Anyone knowledgeable know if this estimate is accurate? Insane if true

It's impossible to really put a number on it, because the task itself was impossible. PHDs and the field's top scientists simply couldn't figure out many complicated protein structures after years of attempts, and the fact that there's so many (200M+) mean that the problem space is vast.

It doesn't make any sense on multiple levels. This is a computational prediction and there was no computational alternative- for many of these proteins would never have had a structure solved even if you spent the money. They are just taking $cost_per_structure_solved * number_of_remaining_structures and assuming that things scale linearly like that.

Note that crystallographers are now using these predicftions to bootstrap models of proteins they've struggled to work with, which indicates the level of trust in the structural community for these predictions is pretty high.

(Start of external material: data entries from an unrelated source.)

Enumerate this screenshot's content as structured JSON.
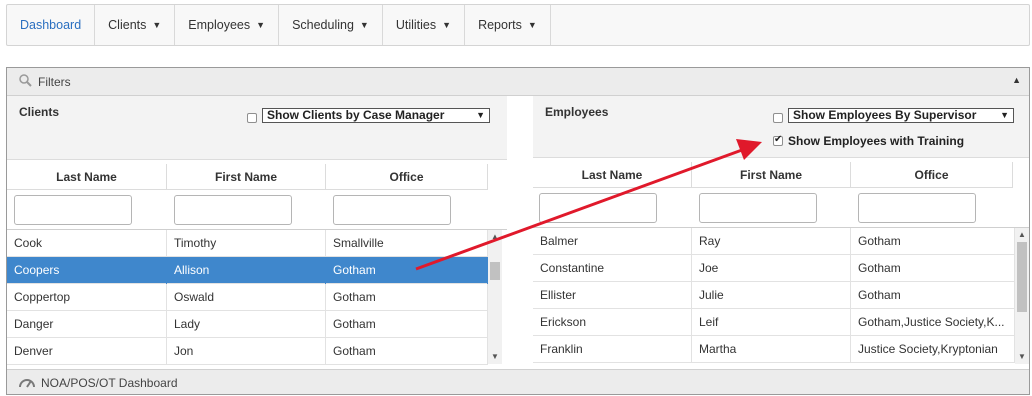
{
  "nav": {
    "items": [
      {
        "label": "Dashboard",
        "caret": "",
        "active": true
      },
      {
        "label": "Clients",
        "caret": "▼"
      },
      {
        "label": "Employees",
        "caret": "▼"
      },
      {
        "label": "Scheduling",
        "caret": "▼"
      },
      {
        "label": "Utilities",
        "caret": "▼"
      },
      {
        "label": "Reports",
        "caret": "▼"
      }
    ]
  },
  "filters": {
    "label": "Filters",
    "collapse_glyph": "▲"
  },
  "clients": {
    "title": "Clients",
    "case_manager_checked": false,
    "case_manager_select": "Show Clients by Case Manager",
    "columns": [
      "Last Name",
      "First Name",
      "Office"
    ],
    "rows": [
      {
        "last": "Cook",
        "first": "Timothy",
        "office": "Smallville"
      },
      {
        "last": "Coopers",
        "first": "Allison",
        "office": "Gotham",
        "selected": true
      },
      {
        "last": "Coppertop",
        "first": "Oswald",
        "office": "Gotham"
      },
      {
        "last": "Danger",
        "first": "Lady",
        "office": "Gotham"
      },
      {
        "last": "Denver",
        "first": "Jon",
        "office": "Gotham"
      }
    ],
    "scroll_position": 0.2
  },
  "employees": {
    "title": "Employees",
    "supervisor_checked": false,
    "supervisor_select": "Show Employees By Supervisor",
    "training_checked": true,
    "training_label": "Show Employees with Training",
    "columns": [
      "Last Name",
      "First Name",
      "Office"
    ],
    "rows": [
      {
        "last": "Balmer",
        "first": "Ray",
        "office": "Gotham"
      },
      {
        "last": "Constantine",
        "first": "Joe",
        "office": "Gotham"
      },
      {
        "last": "Ellister",
        "first": "Julie",
        "office": "Gotham"
      },
      {
        "last": "Erickson",
        "first": "Leif",
        "office": "Gotham,Justice Society,K..."
      },
      {
        "last": "Franklin",
        "first": "Martha",
        "office": "Justice Society,Kryptonian"
      }
    ],
    "scroll_position": 0.0
  },
  "bottom": {
    "label": "NOA/POS/OT Dashboard"
  },
  "colors": {
    "accent": "#2a6fc0",
    "selected_row": "#3f87cc",
    "annotation_arrow": "#e0192b"
  },
  "icons": {
    "filters": "magnifier-icon",
    "bottom": "speedometer-icon",
    "select_arrow": "▼",
    "scroll_up": "▲",
    "scroll_down": "▼"
  }
}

Even if that's exaggerated, it might have taken significant time to reach to this stage. Probably on the order of >50 years.

Off the top of my head:

(200 trillion cost) / (200 million structures predicted) = 1 million per structure.

That reflects the personnel cost (5 Yr PHP scholarship, PostDoc/Prof mentorship; inverstment+depreciation for the lab equipment). All this to crystallize 1 structure and characterize its folding behavior.

I don't know if this calculation is too simplistic, just coming up with something.